The File object represents a file in Extend. Files are created for each workflow run, and can also be created directly via API for use in evaluation sets.

object
string

The type of the object, in this case it will always be “file”.

id
string

The file ID.

name
string

The name of the file.

type
string

The Extend normalized type of the file. One of IMG PDF TXT DOCX CSV.

parentFileId
string

The ID of the parent file. Only included if this file is a derivative of another file, for instance if it was created via a Splitter in a workflow.

presignedUrl
string

A presigned URL to download the file. Expires after 15 minutes.

contents
object
rawText
string

The raw text content of the file. This is included for all file types if the rawText query parameter is set to true in the endpoint request.

pages
array

An array of page objects representing the content of each page in the file.

pageNumber
number

The page number of this page in the document.

markdown
string

Cleaned and structured markdown content of the page. Available for PDF and IMG file types.

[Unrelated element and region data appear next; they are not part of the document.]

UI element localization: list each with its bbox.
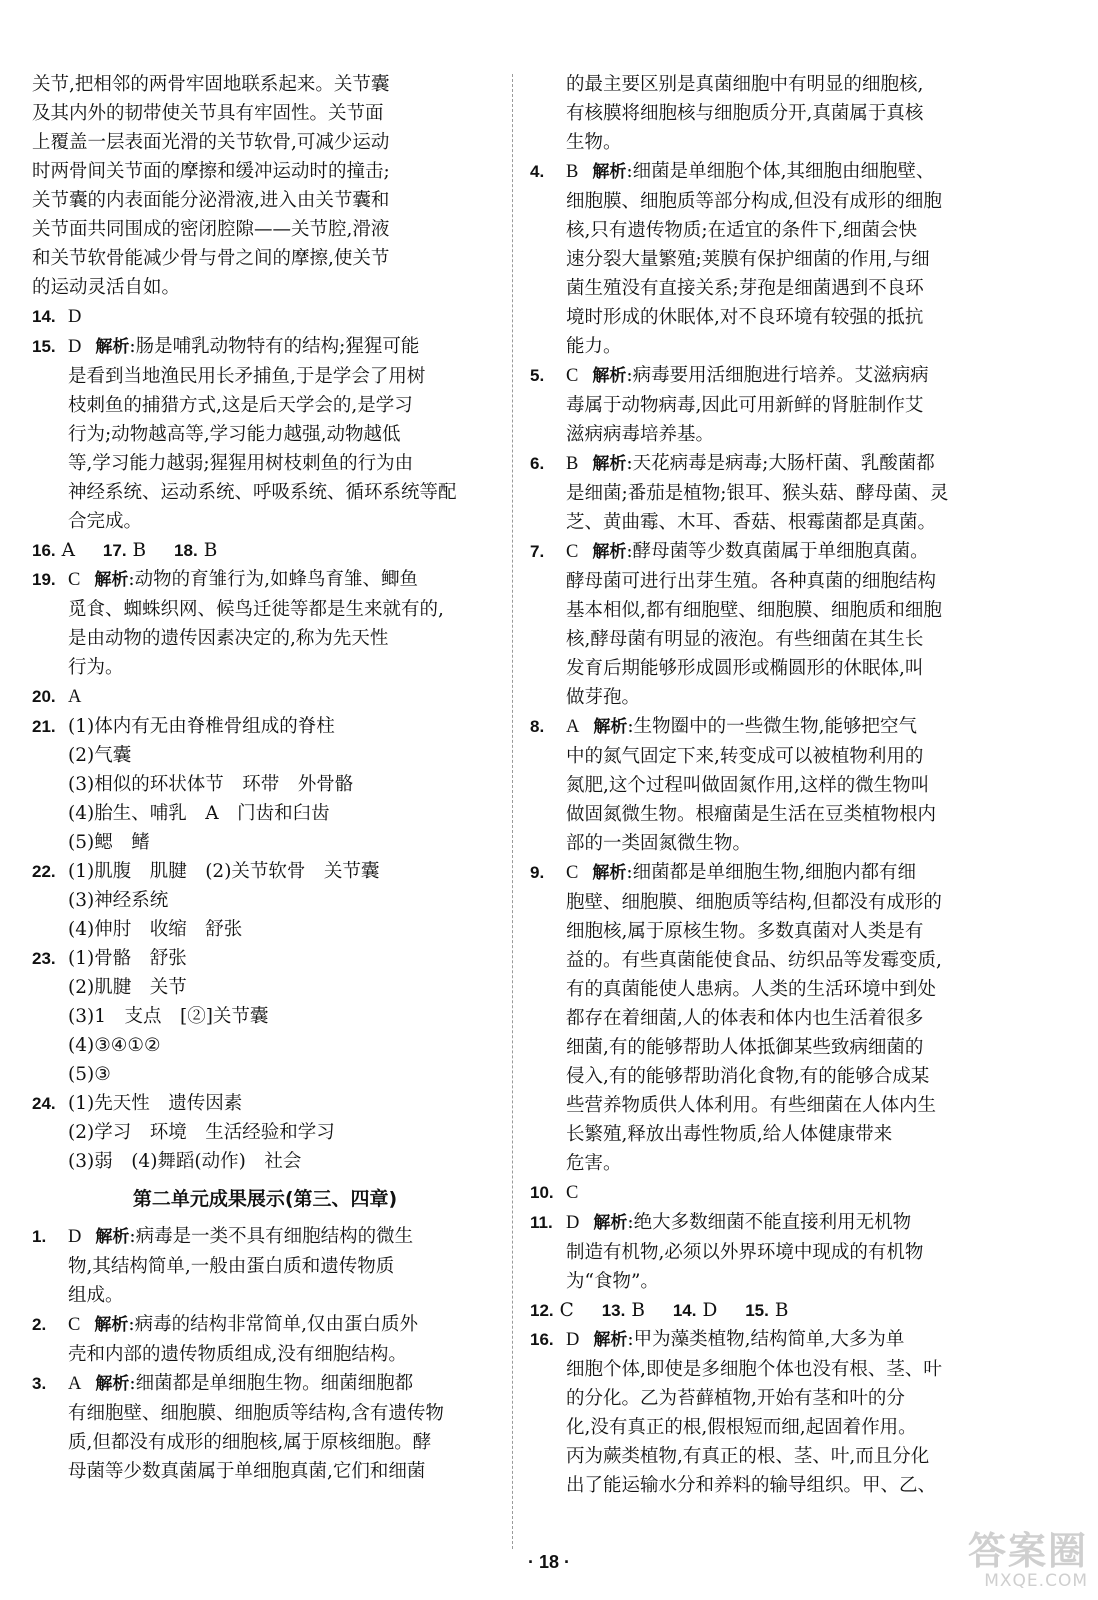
answer-letter: D bbox=[566, 1213, 580, 1233]
text-line: 关节,把相邻的两骨牢固地联系起来。关节囊 bbox=[32, 74, 390, 95]
text-line: 氮肥,这个过程叫做固氮作用,这样的微生物叫 bbox=[566, 775, 930, 796]
analysis-label: 解析 bbox=[592, 863, 627, 883]
text-line: :酵母菌等少数真菌属于单细胞真菌。 bbox=[626, 541, 929, 562]
answer-s11 bbox=[530, 1208, 1008, 1296]
text-line: 的最主要区别是真菌细胞中有明显的细胞核, bbox=[566, 74, 924, 95]
answer-letter: D bbox=[566, 1330, 580, 1350]
text-line: 神经系统、运动系统、呼吸系统、循环系统等配 bbox=[68, 482, 457, 503]
analysis-label: 解析 bbox=[94, 1315, 129, 1335]
answer-s1 bbox=[32, 1222, 498, 1310]
text-line: 部的一类固氮微生物。 bbox=[566, 833, 752, 854]
text-line: 核,酵母菌有明显的液泡。有些细菌在其生长 bbox=[566, 629, 924, 650]
analysis-label: 解析 bbox=[94, 570, 129, 590]
text-line: 些营养物质供人体利用。有些细菌在人体内生 bbox=[566, 1095, 937, 1116]
text-line: 基本相似,都有细胞壁、细胞膜、细胞质和细胞 bbox=[566, 600, 942, 621]
analysis-label: 解析 bbox=[95, 1374, 130, 1394]
question-number: 6. bbox=[530, 454, 545, 473]
question-number: 19. bbox=[32, 570, 56, 589]
analysis-label: 解析 bbox=[593, 1213, 628, 1233]
answer-letter: B bbox=[774, 1300, 789, 1321]
text-line: (3)1 支点 [②]关节囊 bbox=[68, 1006, 269, 1027]
question-number: 22. bbox=[32, 862, 56, 881]
answer-letter: C bbox=[68, 570, 81, 590]
question-number: 21. bbox=[32, 717, 56, 736]
text-line: 做芽孢。 bbox=[566, 687, 641, 708]
question-number: 3. bbox=[32, 1374, 47, 1393]
question-number: 8. bbox=[530, 717, 545, 736]
text-line: 是由动物的遗传因素决定的,称为先天性 bbox=[68, 628, 389, 649]
text-line: 胞壁、细胞膜、细胞质等结构,但都没有成形的 bbox=[566, 892, 942, 913]
text-line: 枝刺鱼的捕猎方式,这是后天学会的,是学习 bbox=[68, 395, 413, 416]
answer-24 bbox=[32, 1089, 498, 1176]
answer-15 bbox=[32, 332, 498, 536]
question-number: 9. bbox=[530, 863, 545, 882]
section-title: 第二单元成果展示(第三、四章) bbox=[132, 1188, 398, 1210]
answer-s6 bbox=[530, 449, 1008, 537]
answer-letter: B bbox=[132, 540, 147, 561]
question-number: 12. bbox=[530, 1301, 554, 1320]
text-line: :绝大多数细菌不能直接利用无机物 bbox=[627, 1212, 912, 1233]
text-line: 芝、黄曲霉、木耳、香菇、根霉菌都是真菌。 bbox=[566, 512, 937, 533]
analysis-label: 解析 bbox=[592, 366, 627, 386]
text-line: 关节囊的内表面能分泌滑液,进入由关节囊和 bbox=[32, 190, 390, 211]
text-line: :肠是哺乳动物特有的结构;猩猩可能 bbox=[129, 336, 420, 357]
answer-14 bbox=[32, 302, 498, 332]
text-line: 菌生殖没有直接关系;芽孢是细菌遇到不良环 bbox=[566, 278, 924, 299]
watermark-text: 答案圈 bbox=[967, 1529, 1088, 1573]
text-line: :甲为藻类植物,结构简单,大多为单 bbox=[627, 1329, 905, 1350]
question-number: 10. bbox=[530, 1183, 554, 1202]
answer-letter: B bbox=[631, 1300, 645, 1321]
analysis-label: 解析 bbox=[592, 162, 627, 182]
answer-letter: B bbox=[566, 454, 579, 474]
answer-letter: B bbox=[566, 162, 579, 182]
analysis-label: 解析 bbox=[592, 454, 627, 474]
text-line: 丙为蕨类植物,有真正的根、茎、叶,而且分化 bbox=[566, 1446, 930, 1467]
text-line: 母菌等少数真菌属于单细胞真菌,它们和细菌 bbox=[68, 1461, 426, 1482]
text-line: 益的。有些真菌能使食品、纺织品等发霉变质, bbox=[566, 950, 942, 971]
question-number: 24. bbox=[32, 1094, 56, 1113]
text-line: :天花病毒是病毒;大肠杆菌、乳酸菌都 bbox=[626, 453, 935, 474]
analysis-label: 解析 bbox=[593, 717, 628, 737]
text-line: :病毒是一类不具有细胞结构的微生 bbox=[129, 1226, 414, 1247]
text-line: :病毒要用活细胞进行培养。艾滋病病 bbox=[626, 365, 929, 386]
text-line: 为“食物”。 bbox=[566, 1271, 659, 1292]
analysis-label: 解析 bbox=[593, 1330, 628, 1350]
text-line: (2)气囊 bbox=[68, 745, 132, 766]
text-line: 的分化。乙为苔藓植物,开始有茎和叶的分 bbox=[566, 1388, 905, 1409]
question-number: 4. bbox=[530, 162, 545, 181]
question-number: 15. bbox=[745, 1301, 769, 1320]
text-line: 侵入,有的能够帮助消化食物,有的能够合成某 bbox=[566, 1066, 930, 1087]
text-line: 有核膜将细胞核与细胞质分开,真菌属于真核 bbox=[566, 103, 924, 124]
text-line: (4)胎生、哺乳 A 门齿和臼齿 bbox=[68, 803, 330, 824]
question-number: 11. bbox=[530, 1213, 553, 1232]
question-number: 16. bbox=[530, 1330, 554, 1349]
text-line: 酵母菌可进行出芽生殖。各种真菌的细胞结构 bbox=[566, 571, 937, 592]
continuation-text bbox=[530, 70, 1008, 157]
answer-21 bbox=[32, 712, 498, 857]
text-line: 合完成。 bbox=[68, 511, 143, 532]
question-number: 13. bbox=[601, 1301, 626, 1320]
text-line: (1)先天性 遗传因素 bbox=[68, 1093, 243, 1114]
answer-letter: A bbox=[566, 717, 580, 737]
answer-letter: D bbox=[702, 1300, 718, 1321]
text-line: (3)神经系统 bbox=[68, 890, 169, 911]
answer-letter: D bbox=[68, 307, 82, 327]
text-line: (2)肌腱 关节 bbox=[68, 977, 187, 998]
answer-s16 bbox=[530, 1325, 1008, 1500]
answer-20 bbox=[32, 682, 498, 712]
column-divider bbox=[512, 74, 513, 1549]
text-line: (1)体内有无由脊椎骨组成的脊柱 bbox=[68, 716, 335, 737]
text-line: 细胞核,属于原核生物。多数真菌对人类是有 bbox=[566, 921, 924, 942]
text-line: 长繁殖,释放出毒性物质,给人体健康带来 bbox=[566, 1124, 893, 1145]
continuation-text bbox=[32, 70, 498, 302]
answer-letter: A bbox=[68, 687, 82, 707]
text-line: (4)③④①② bbox=[68, 1035, 161, 1056]
text-line: 危害。 bbox=[566, 1153, 622, 1174]
answer-23 bbox=[32, 944, 498, 1089]
answer-19 bbox=[32, 565, 498, 682]
text-line: 组成。 bbox=[68, 1285, 124, 1306]
question-number: 15. bbox=[32, 337, 56, 356]
answer-22 bbox=[32, 857, 498, 944]
analysis-label: 解析 bbox=[592, 542, 627, 562]
text-line: 行为;动物越高等,学习能力越强,动物越低 bbox=[68, 424, 401, 445]
text-line: 能力。 bbox=[566, 336, 622, 357]
question-number: 23. bbox=[32, 949, 56, 968]
text-line: 做固氮微生物。根瘤菌是生活在豆类植物根内 bbox=[566, 804, 937, 825]
text-line: 上覆盖一层表面光滑的关节软骨,可减少运动 bbox=[32, 132, 390, 153]
text-line: 等,学习能力越弱;猩猩用树枝刺鱼的行为由 bbox=[68, 453, 414, 474]
text-line: 及其内外的韧带使关节具有牢固性。关节面 bbox=[32, 103, 384, 124]
answer-s4 bbox=[530, 157, 1008, 361]
watermark-logo bbox=[908, 1530, 1088, 1592]
question-number: 17. bbox=[102, 541, 127, 560]
text-line: 滋病病毒培养基。 bbox=[566, 424, 715, 445]
answer-letter: C bbox=[566, 863, 579, 883]
question-number: 2. bbox=[32, 1315, 47, 1334]
text-line: 制造有机物,必须以外界环境中现成的有机物 bbox=[566, 1242, 924, 1263]
answer-s5 bbox=[530, 361, 1008, 449]
text-line: 核,只有遗传物质;在适宜的条件下,细菌会快 bbox=[566, 220, 917, 241]
answer-s2 bbox=[32, 1310, 498, 1369]
answer-letter: A bbox=[61, 540, 76, 561]
answer-letter: C bbox=[68, 1315, 81, 1335]
text-line: 中的氮气固定下来,转变成可以被植物利用的 bbox=[566, 746, 924, 767]
text-line: 物,其结构简单,一般由蛋白质和遗传物质 bbox=[68, 1256, 395, 1277]
answer-letter: B bbox=[203, 540, 218, 561]
answer-letter: C bbox=[566, 366, 579, 386]
text-line: 的运动灵活自如。 bbox=[32, 277, 181, 298]
answer-letter: D bbox=[68, 337, 82, 357]
answer-letter: C bbox=[566, 1183, 579, 1203]
text-line: 是看到当地渔民用长矛捕鱼,于是学会了用树 bbox=[68, 366, 426, 387]
text-line: (3)弱 (4)舞蹈(动作) 社会 bbox=[68, 1151, 302, 1172]
text-line: 生物。 bbox=[566, 132, 622, 153]
text-line: 细菌,有的能够帮助人体抵御某些致病细菌的 bbox=[566, 1037, 924, 1058]
answers-s12-15 bbox=[530, 1296, 1008, 1325]
watermark-url: MXQE.COM bbox=[984, 1571, 1088, 1591]
question-number: 1. bbox=[32, 1227, 47, 1246]
text-line: 细胞个体,即使是多细胞个体也没有根、茎、叶 bbox=[566, 1359, 942, 1380]
text-line: 时两骨间关节面的摩擦和缓冲运动时的撞击; bbox=[32, 161, 390, 182]
question-number: 5. bbox=[530, 366, 545, 385]
text-line: 有细胞壁、细胞膜、细胞质等结构,含有遗传物 bbox=[68, 1403, 444, 1424]
answer-s8 bbox=[530, 712, 1008, 858]
question-number: 14. bbox=[672, 1301, 697, 1320]
answers-16-18 bbox=[32, 536, 498, 565]
text-line: 质,但都没有成形的细胞核,属于原核细胞。酵 bbox=[68, 1432, 432, 1453]
text-line: (4)伸肘 收缩 舒张 bbox=[68, 919, 243, 940]
text-line: 有的真菌能使人患病。人类的生活环境中到处 bbox=[566, 979, 937, 1000]
analysis-label: 解析 bbox=[95, 1227, 130, 1247]
text-line: 毒属于动物病毒,因此可用新鲜的肾脏制作艾 bbox=[566, 395, 924, 416]
question-number: 16. bbox=[32, 541, 56, 560]
page-number: · 18 · bbox=[527, 1552, 570, 1572]
text-line: 境时形成的休眠体,对不良环境有较强的抵抗 bbox=[566, 307, 924, 328]
analysis-label: 解析 bbox=[95, 337, 130, 357]
text-line: :动物的育雏行为,如蜂鸟育雏、鲫鱼 bbox=[128, 569, 418, 590]
answer-s7 bbox=[530, 537, 1008, 712]
text-line: (5)③ bbox=[68, 1064, 111, 1085]
text-line: (1)肌腹 肌腱 (2)关节软骨 关节囊 bbox=[68, 861, 380, 882]
text-line: 是细菌;番茄是植物;银耳、猴头菇、酵母菌、灵 bbox=[566, 483, 949, 504]
answer-s9 bbox=[530, 858, 1008, 1178]
text-line: 和关节软骨能减少骨与骨之间的摩擦,使关节 bbox=[32, 248, 390, 269]
text-line: :细菌都是单细胞生物,细胞内都有细 bbox=[626, 862, 916, 883]
text-line: (2)学习 环境 生活经验和学习 bbox=[68, 1122, 335, 1143]
left-column bbox=[32, 70, 498, 1486]
answer-letter: D bbox=[68, 1227, 82, 1247]
right-column bbox=[530, 70, 1008, 1500]
answer-s10 bbox=[530, 1178, 1008, 1208]
text-line: (1)骨骼 舒张 bbox=[68, 948, 187, 969]
text-line: 细胞膜、细胞质等部分构成,但没有成形的细胞 bbox=[566, 191, 942, 212]
text-line: 化,没有真正的根,假根短而细,起固着作用。 bbox=[566, 1417, 917, 1438]
text-line: 出了能运输水分和养料的输导组织。甲、乙、 bbox=[566, 1475, 937, 1496]
question-number: 20. bbox=[32, 687, 56, 706]
text-line: 壳和内部的遗传物质组成,没有细胞结构。 bbox=[68, 1344, 407, 1365]
text-line: (3)相似的环状体节 环带 外骨骼 bbox=[68, 774, 354, 795]
answer-letter: C bbox=[559, 1300, 574, 1321]
text-line: 都存在着细菌,人的体表和体内也生活着很多 bbox=[566, 1008, 924, 1029]
question-number: 14. bbox=[32, 307, 56, 326]
text-line: 发育后期能够形成圆形或椭圆形的休眠体,叫 bbox=[566, 658, 924, 679]
text-line: (5)鳃 鳍 bbox=[68, 832, 150, 853]
text-line: 速分裂大量繁殖;荚膜有保护细菌的作用,与细 bbox=[566, 249, 930, 270]
answer-s3 bbox=[32, 1369, 498, 1486]
question-number: 7. bbox=[530, 542, 545, 561]
answer-letter: C bbox=[566, 542, 579, 562]
text-line: :细菌是单细胞个体,其细胞由细胞壁、 bbox=[626, 161, 935, 182]
text-line: 行为。 bbox=[68, 657, 124, 678]
answer-letter: A bbox=[68, 1374, 82, 1394]
text-line: :细菌都是单细胞生物。细菌细胞都 bbox=[129, 1373, 414, 1394]
text-line: 关节面共同围成的密闭腔隙——关节腔,滑液 bbox=[32, 219, 390, 240]
text-line: :生物圈中的一些微生物,能够把空气 bbox=[627, 716, 917, 737]
question-number: 18. bbox=[174, 541, 198, 560]
text-line: 觅食、蜘蛛织网、候鸟迁徙等都是生来就有的, bbox=[68, 599, 444, 620]
text-line: :病毒的结构非常简单,仅由蛋白质外 bbox=[128, 1314, 418, 1335]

Only included if the markdown query parameter is set to true in the endpoint request.

html
string

Cleaned and structured html content of the page. Available for DOCX file types (that were not auto-converted to PDFs). Only included if the html query parameter is set to true in the endpoint request.

metadata
object
pageCount
number

The number of pages in the file. This is only set for PDF/DOCX files.

parentSplit
object

The split metadata details. Only included if this file is a derivative of another file, for instance if it was created via a Splitter in a workflow.

id
string

The ID of the split.

type
string

The type of the split.

identifier
string

The identifier of the split.

startPage
number

The start page of the split.

endPage
number

The end page of the split.

createdAt
string

The date and time the file was created.

updatedAt
string

The date and time the file was last updated.

Note: There are several deprecated fields that are still in the payload for backwards compatibility. These are:

  • markdown/rawText in IMGs not nested under pages array. These will still be included in payloads until full deprecation in December 2024.